The species first arrived at the Safari Park last year as part of a program to save threatened species from extinction. The International Union for Conservation of Nature’s Red List of Threatened Species lists the Matschie’s tree kangaroo as endangered, with fewer than 2,500 remaining in the wild due to hunting and habitat loss in its native Papua New Guinea.
“Polly is an excellent mother, and consistently grooming her little one,” Barney said. “Due to their small population numbers, this joey provides a spark of hope for the future of this species.”
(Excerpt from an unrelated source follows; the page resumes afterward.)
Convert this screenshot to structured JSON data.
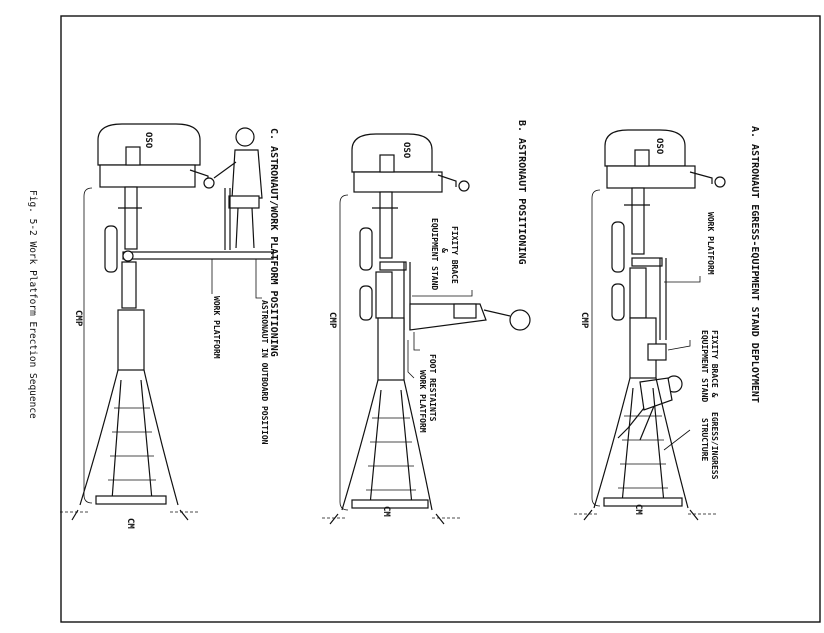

The joey was about the size of a jelly bean at birth, according to the zoo. Joeys can stay in their mother’s pouch for as long as 10 months as they continues to nurse and develop. Even after being weaned at one year old, Polly’s joey will remain close to her for nearly two more years.
Safari Park visitors can spot Polly and her joey at the Walkabout Australia exhibit. Access to the exhibit is included with admission to the park.